Primarschulgegner dürfen in Einkaufszentren des Betreibers ECE Unterschriften sammeln. Freunde der Reform hingegen dürfen dort nicht werben.

Das ist keine Primarschulgegner-Demo - sondern die Eröffnung eines Computerladens im AEZ. Bild: dpa

Nicht nur in der Medienaufmerksamkeit, auch bei ganz praktischen Dingen genießt die Volksinitiative "Wir wollen lernen" (Wwl) Vorteile gegenüber anderen Initiativen. Sie dürfen zum Beispiel im Harburger Phönix-Einkaufscenter des Betreibers ECE Unterschriften sammeln.

"Ich war sehr überrascht, als ich das sah", sagt die Harburgerin Sabine Boeddinghaus. Als sie vor einem Jahr Unterschriften für das gegenteilige Volksbegehren "Schule für alle" sammelte, habe man ihr nicht mal gestattet, auf dem Vorplatz des Centers zu stehen. "Man sagte uns, ein Center müsse politisch neutral sein", sagt sie.

Die frühere SPD-Abgeordnete beschwerte sich deshalb beim Centermanagement. Boeddinghaus: "Sie meinte, das sei eine Entscheidung von ganz oben - von Alexander Otto". So heißt der jüngste Spross des Firmengründers Werner Otto, der seit 2000 die Geschäfte des ECE Konzerns führt.

Doch es ist nicht nur das Harburger Phoenix-Center, auch im Alstertal Einkaufszentrum (AEZ) in Poppenbüttel und im Einkaufszentrum Hamburger Straße können Primarschulgegner Unterschriften sammeln. Die Initiative Pro Schulreform, die für die Primarschule wirbt und am vergangenen Wochenende vor der Europa-Passage ein "teach In" zum individuellen Lernen plante, brachte dies auf die Idee, nachzufragen, ob sie ebenfalls in der Passage Flyer verteilen dürfe. "Der Centermanager lehnte ab", sagt Robert Schneider von Pro Schulreform. Angeblich wollte man den Besuchern ein "ungestörtes Besuchserlebnis" ermöglichen".

Schneider wandte sich daraufhin an die ECE-Zentrale, um zu erfahren, warum die Reformgegner im AEZ Unterschriften sammeln dürfen.

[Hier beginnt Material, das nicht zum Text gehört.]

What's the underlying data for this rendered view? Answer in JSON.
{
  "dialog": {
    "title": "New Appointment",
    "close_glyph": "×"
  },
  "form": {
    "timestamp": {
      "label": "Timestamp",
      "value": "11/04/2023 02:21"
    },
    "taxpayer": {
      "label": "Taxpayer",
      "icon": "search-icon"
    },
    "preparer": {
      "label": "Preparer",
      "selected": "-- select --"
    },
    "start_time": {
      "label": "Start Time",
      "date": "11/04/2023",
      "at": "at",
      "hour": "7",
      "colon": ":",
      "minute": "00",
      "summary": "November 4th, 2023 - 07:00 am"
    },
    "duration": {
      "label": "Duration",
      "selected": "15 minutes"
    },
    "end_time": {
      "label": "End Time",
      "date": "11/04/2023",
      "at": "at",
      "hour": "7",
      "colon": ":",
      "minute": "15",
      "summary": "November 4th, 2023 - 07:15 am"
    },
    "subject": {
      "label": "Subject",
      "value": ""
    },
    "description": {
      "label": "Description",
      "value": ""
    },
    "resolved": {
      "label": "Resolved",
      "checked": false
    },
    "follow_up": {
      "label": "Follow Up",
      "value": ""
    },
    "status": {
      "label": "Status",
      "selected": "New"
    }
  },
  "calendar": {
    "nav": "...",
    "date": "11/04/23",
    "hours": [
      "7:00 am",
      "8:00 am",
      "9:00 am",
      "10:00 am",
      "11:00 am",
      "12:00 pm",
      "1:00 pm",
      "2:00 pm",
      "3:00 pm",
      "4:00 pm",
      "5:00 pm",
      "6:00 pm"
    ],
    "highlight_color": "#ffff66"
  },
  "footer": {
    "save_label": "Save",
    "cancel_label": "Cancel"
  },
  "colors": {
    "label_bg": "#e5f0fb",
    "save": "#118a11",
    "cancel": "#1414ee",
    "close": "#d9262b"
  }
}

Antwort des Centermanagments: Dies sei lediglich eine "passive Promotion", weil keine Flyer verteilt würden.

Und so standen die Anhänger von Pro Schulreform vor der Europapassage im Kalten, während drinnen die Gegner Unterschriften sammelten.

Ein Mitarbeiter am Infoschalter sagte daraufhin zur taz: "Wir sind heute mal unpolitisch und drücken ein Auge zu". ECE-Sprecher Christian Stamerjohanns verneint, dass es zu dieser Frage eine zentrale Vorgabe gibt. "Das ist eine Fehlinformation. Es gibt keine Ansage von oben oder von Herrn Otto". In der Europapassage sei das Sammeln sogar untersagt.

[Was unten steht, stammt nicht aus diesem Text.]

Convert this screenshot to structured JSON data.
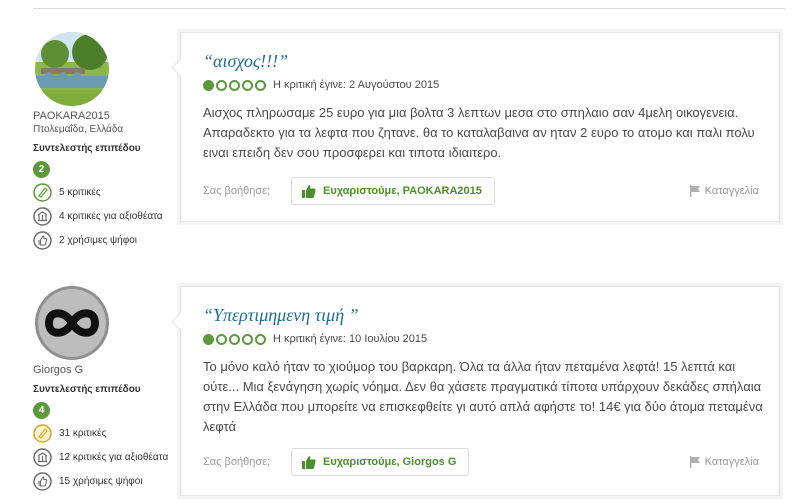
{
  "reviews": [
    {
      "member": {
        "username": "PAOKARA2015",
        "location": "Πτολεμαΐδα, Ελλάδα",
        "level_label": "Συντελεστής επιπέδου",
        "level": "2",
        "badges": [
          {
            "icon": "pencil-review-icon",
            "text": "5 κριτικές"
          },
          {
            "icon": "attraction-icon",
            "text": "4 κριτικές για αξιοθέατα"
          },
          {
            "icon": "thumbs-up-vote-icon",
            "text": "2 χρήσιμες ψήφοι"
          }
        ]
      },
      "title": "“αισχος!!!”",
      "rating": 1,
      "date": "Η κριτική έγινε: 2 Αυγούστου 2015",
      "body": "Αισχος πληρωσαμε 25 ευρο για μια βολτα 3 λεπτων μεσα στο σπηλαιο σαν 4μελη οικογενεια. Απαραδεκτο για τα λεφτα που ζητανε. θα το καταλαβαινα αν ηταν 2 ευρο το ατομο και παλι πολυ ειναι επειδη δεν σου προσφερει και τιποτα ιδιαιτερο.",
      "helpful_label": "Σας βοήθησε;",
      "thanks_label": "Ευχαριστούμε, PAOKARA2015",
      "report_label": "Καταγγελία"
    },
    {
      "member": {
        "username": "Giorgos G",
        "location": "",
        "level_label": "Συντελεστής επιπέδου",
        "level": "4",
        "badges": [
          {
            "icon": "pencil-review-icon",
            "text": "31 κριτικές"
          },
          {
            "icon": "attraction-icon",
            "text": "12 κριτικές για αξιοθέατα"
          },
          {
            "icon": "thumbs-up-vote-icon",
            "text": "15 χρήσιμες ψήφοι"
          }
        ]
      },
      "title": "“Υπερτιμημενη τιμή ”",
      "rating": 1,
      "date": "Η κριτική έγινε: 10 Ιουλίου 2015",
      "body": "Το μόνο καλό ήταν το χιούμορ του βαρκαρη. Όλα τα άλλα ήταν πεταμένα λεφτά! 15 λεπτά και ούτε... Μια ξενάγηση χωρίς νόημα. Δεν θα χάσετε πραγματικά τίποτα υπάρχουν δεκάδες σπήλαια στην Ελλάδα που μπορείτε να επισκεφθείτε γι αυτό απλά αφήστε το! 14€ για δύο άτομα πεταμένα λεφτά",
      "helpful_label": "Σας βοήθησε;",
      "thanks_label": "Ευχαριστούμε, Giorgos G",
      "report_label": "Καταγγελία"
    }
  ],
  "colors": {
    "title": "#1b6e9c",
    "rating_green": "#5a9a3c",
    "thanks_green": "#4b8f2b"
  }
}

Stamerjohanns räumt jedoch ein, dass es mit dem Elbe-Einkaufzentrum, dem AEZ und dem Phönixcenter drei Zentren gebe, in denen die Wwl Unterschriften sammeln darf. Das sei dezentral von den Centermanagments entschieden worden. Zur Frage, warum nicht Pro Schulreform dort auftreten darf, sagt er: "Es kann nicht jede Initiative kommen". Man habe aber die Schulbehörde eingeladen, sich zu präsentieren. "Wenn die Behörde sagt, sie lässt sich durch diese Initiative vertreten, kann sie das machen".

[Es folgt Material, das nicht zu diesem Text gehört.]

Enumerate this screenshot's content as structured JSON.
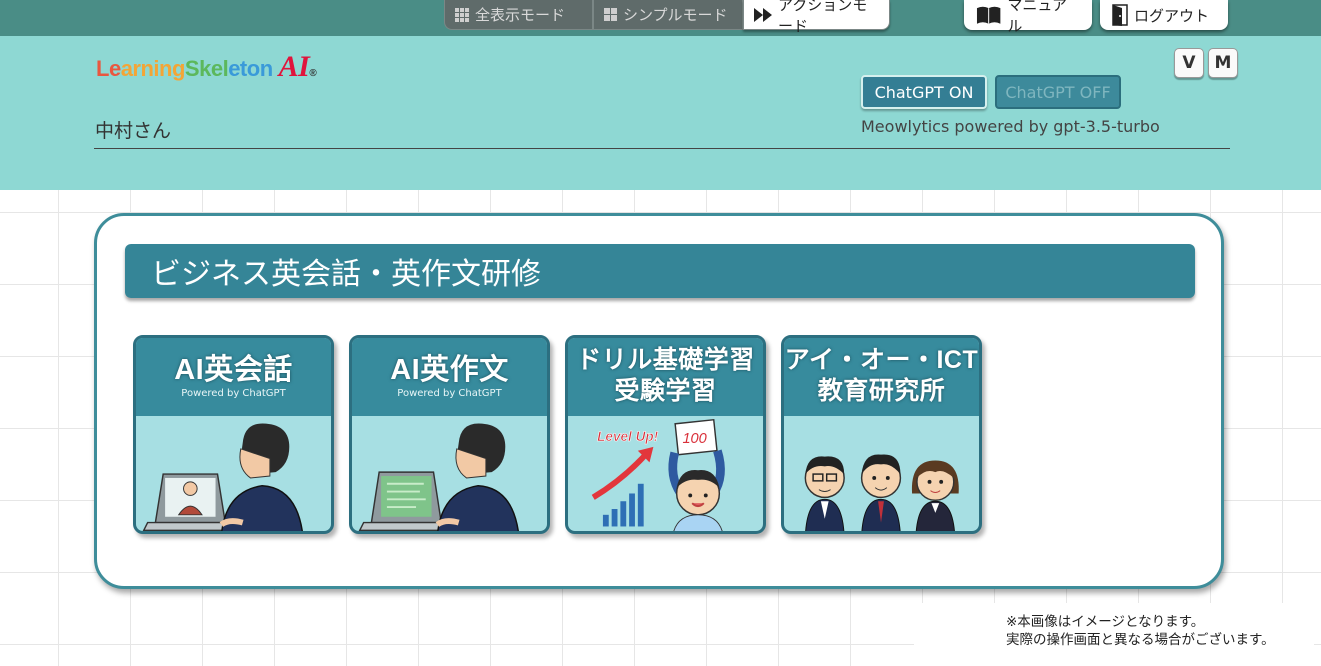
{
  "topbar": {
    "modes": [
      {
        "label": "全表示モード",
        "icon": "grid-nine-icon",
        "active": false
      },
      {
        "label": "シンプルモード",
        "icon": "grid-four-icon",
        "active": false
      },
      {
        "label": "アクションモード",
        "icon": "fast-forward-icon",
        "active": true
      }
    ],
    "manual_label": "マニュアル",
    "logout_label": "ログアウト"
  },
  "header": {
    "logo_text": [
      "Le",
      "arning ",
      "Skel",
      "eton"
    ],
    "logo_ai": "AI",
    "logo_reg": "®",
    "username": "中村さん",
    "chatgpt_on": "ChatGPT ON",
    "chatgpt_off": "ChatGPT OFF",
    "powered_by": "Meowlytics powered by gpt-3.5-turbo",
    "v_button": "V",
    "m_button": "M"
  },
  "panel": {
    "title": "ビジネス英会話・英作文研修",
    "tiles": [
      {
        "title": "AI英会話",
        "subtitle": "Powered by ChatGPT"
      },
      {
        "title": "AI英作文",
        "subtitle": "Powered by ChatGPT"
      },
      {
        "title_line1": "ドリル基礎学習",
        "title_line2": "受験学習",
        "art_label": "Level Up!",
        "art_score": "100"
      },
      {
        "title_line1": "アイ・オー・ICT",
        "title_line2": "教育研究所"
      }
    ]
  },
  "notice": {
    "line1": "※本画像はイメージとなります。",
    "line2": "実際の操作画面と異なる場合がございます。"
  },
  "colors": {
    "topbar": "#4a8d86",
    "header": "#8ed8d3",
    "panel_border": "#3e8d9a",
    "title_bar": "#358597",
    "tile_head": "#378b9d",
    "tile_body": "#a7dfe3"
  }
}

In der Schulbehörde hält man diesen Vorschlag für nicht gangbar. Dafür sei die Behörde "nicht der richtige Ansprechpartner", sagt Sprecherin Brigitte Köhnlein. Ginge es der ECE darum, als "unabhängig und überparteilich" wahrgenommen zu werden, könnte sie "allen Initiativen, die sich dazu äußern, erlauben, in ECE Einkaufszentren für ihre Position zu werben."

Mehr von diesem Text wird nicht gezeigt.